No timid preacher, Jesus continues his story by having the king turn to address the goats.

You that are accursed, depart from me into the eternal fire prepared for the devil and his angels; for I was hungry and you gave me no food, I was thirsty and you gave me nothing to drink, I was a stranger and you did not welcome me, naked and you did not give me clothing, sick and in prison and you did not visit me.’

But Lord, when did we fail you in that way? “Truly I tell you,” he answers them, “just as you did not do it to one of the least of these, you did not do it to me.” Well Lord, you could have at least told us that’s what you wanted…

For centuries biblical commentators have wrestled with questions about this text. Who exactly are “the nations” said to be gathered before the Son of Man, and what does Jesus mean by “the least of these who are members of my family,” translated by others as “the least significant of my brothers and sisters” (N.T. Wright), ore even as “someone overlooked or ignored” (Eugene Peterson)? The one thing, though, that is not disputed is the fact that in this story both the sheep and the goats are utterly surprised by the very idea that when you do these acts of compassion, they are done for Christ… and that if you neglect to do such things, you are neglecting Christ himself.

As presented by Matthew, this teaching is spoken privately to the disciples, who are then entrusted with the responsibility to retell it to those who will follow. In this sense, it is fair to say that Jesus does not want anyone to be surprised that the mandate to offer food and drink and hospitality and compassion is so very crucial to the life of the Christian disciple; a non-negotiable, in fact, which is both humbling and daunting for anyone prepared to honestly admit the “goatiness” that resides within all of us. On those days when I’m being most honest about my own self, it is hard not to see that I’m at least as much a goat as I am a sheep; that I am at least as inclined to pass by on the other side as I am to take the time to stop to lend a compassionate hand. Still, as a colleague of mine once observed, “Christians dare to say that there is only one lamb, and the goats got him. Yet in dying exhalations that one Lamb forgave all the goats.” I trust that, not as a way to get me off the hook, but rather as a part of my own ongoing and regular confession of my sins and fears and blindness.
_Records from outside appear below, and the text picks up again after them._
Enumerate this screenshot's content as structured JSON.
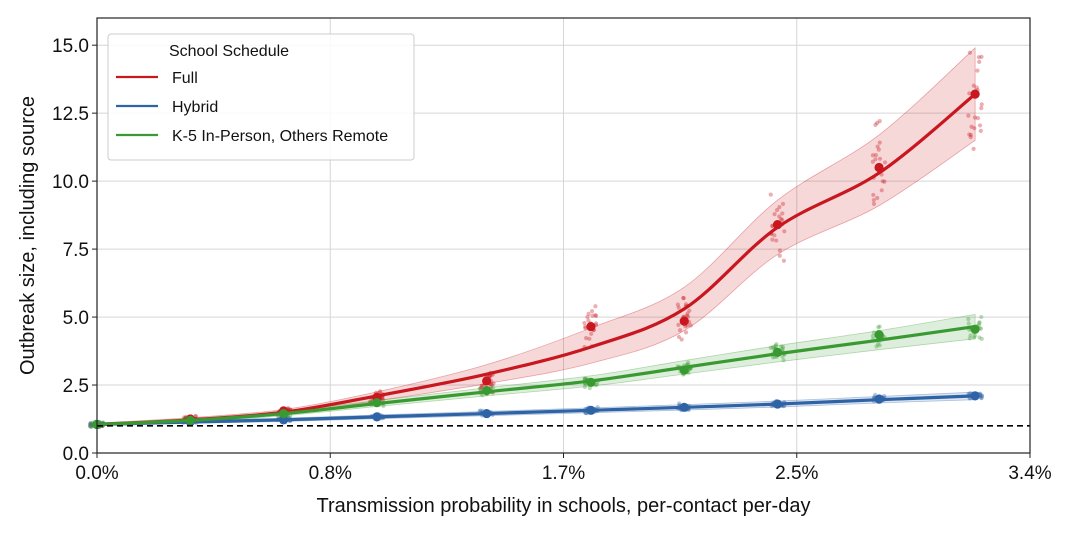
{
  "chart_data": {
    "type": "line",
    "xlabel": "Transmission probability in schools, per-contact per-day",
    "ylabel": "Outbreak size, including source",
    "xlim": [
      0,
      3.4
    ],
    "ylim": [
      0,
      16
    ],
    "x_ticks": [
      {
        "value": 0,
        "label": "0.0%"
      },
      {
        "value": 0.85,
        "label": "0.8%"
      },
      {
        "value": 1.7,
        "label": "1.7%"
      },
      {
        "value": 2.55,
        "label": "2.5%"
      },
      {
        "value": 3.4,
        "label": "3.4%"
      }
    ],
    "y_ticks": [
      {
        "value": 0,
        "label": "0.0"
      },
      {
        "value": 2.5,
        "label": "2.5"
      },
      {
        "value": 5,
        "label": "5.0"
      },
      {
        "value": 7.5,
        "label": "7.5"
      },
      {
        "value": 10,
        "label": "10.0"
      },
      {
        "value": 12.5,
        "label": "12.5"
      },
      {
        "value": 15,
        "label": "15.0"
      }
    ],
    "grid": true,
    "reference_line": {
      "y": 1.0,
      "style": "dashed",
      "color": "#000000"
    },
    "legend": {
      "title": "School Schedule",
      "placement": "top-left"
    },
    "x": [
      0,
      0.34,
      0.68,
      1.02,
      1.42,
      1.8,
      2.14,
      2.48,
      2.85,
      3.2
    ],
    "series": [
      {
        "name": "Full",
        "color": "#c8171f",
        "values": [
          1.05,
          1.25,
          1.55,
          2.05,
          2.65,
          4.65,
          4.85,
          8.4,
          10.5,
          13.2
        ],
        "line": [
          1.05,
          1.22,
          1.5,
          2.1,
          2.9,
          3.9,
          5.3,
          8.3,
          10.3,
          13.2
        ],
        "band_low": [
          1.0,
          1.15,
          1.42,
          1.92,
          2.55,
          3.3,
          4.5,
          7.3,
          9.1,
          11.5
        ],
        "band_high": [
          1.1,
          1.3,
          1.6,
          2.25,
          3.25,
          4.6,
          6.1,
          9.3,
          11.7,
          14.9
        ]
      },
      {
        "name": "Hybrid",
        "color": "#2e63a6",
        "values": [
          1.05,
          1.15,
          1.22,
          1.33,
          1.45,
          1.57,
          1.68,
          1.8,
          1.98,
          2.1
        ],
        "line": [
          1.05,
          1.14,
          1.22,
          1.33,
          1.45,
          1.57,
          1.68,
          1.8,
          1.96,
          2.1
        ],
        "band_low": [
          1.0,
          1.09,
          1.16,
          1.26,
          1.37,
          1.48,
          1.58,
          1.69,
          1.84,
          1.96
        ],
        "band_high": [
          1.1,
          1.19,
          1.28,
          1.4,
          1.53,
          1.66,
          1.78,
          1.91,
          2.08,
          2.24
        ]
      },
      {
        "name": "K-5 In-Person, Others Remote",
        "color": "#3a9a32",
        "values": [
          1.05,
          1.2,
          1.45,
          1.85,
          2.3,
          2.6,
          3.05,
          3.7,
          4.35,
          4.55
        ],
        "line": [
          1.05,
          1.2,
          1.45,
          1.82,
          2.25,
          2.65,
          3.15,
          3.65,
          4.15,
          4.65
        ],
        "band_low": [
          1.0,
          1.14,
          1.37,
          1.71,
          2.1,
          2.46,
          2.9,
          3.35,
          3.8,
          4.2
        ],
        "band_high": [
          1.1,
          1.26,
          1.53,
          1.93,
          2.4,
          2.84,
          3.4,
          3.95,
          4.5,
          5.1
        ]
      }
    ]
  }
}
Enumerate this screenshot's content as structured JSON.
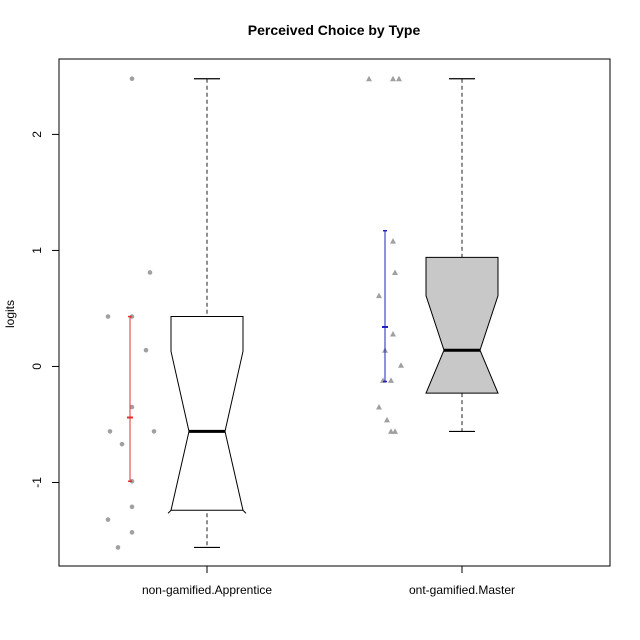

Yet we need to also hear this teaching as unveiling an extraordinary invitation, both to us as individuals and to us as church. As articulated by the theologian Dirk Lange,

Rather than considering themselves holders or keepers of the mystery of God (in their liturgy, in their works, in their piety), [the believing community] discover[s] that God is always already outside the circle they draw and the boundaries they create. Mission itself becomes redefined when we consider the move outwards as a move towards God! The community is sent out from the Lord’s Supper as body of Christ only to discover that the body of Christ is already waiting for the community in those suffering in the world.

“The community is sent out… only to discover that the body of Christ is already waiting… in those suffering in the world.” When you leave this place tonight and through this coming week, keep your heads up and your eyes open. He’s waiting.

One Response to The Matthaean Judgment

  1. Louise Jones says:

    You made me feel my “goatiness”. Time to ask God what to do about it. Thanks for giving me a nudge.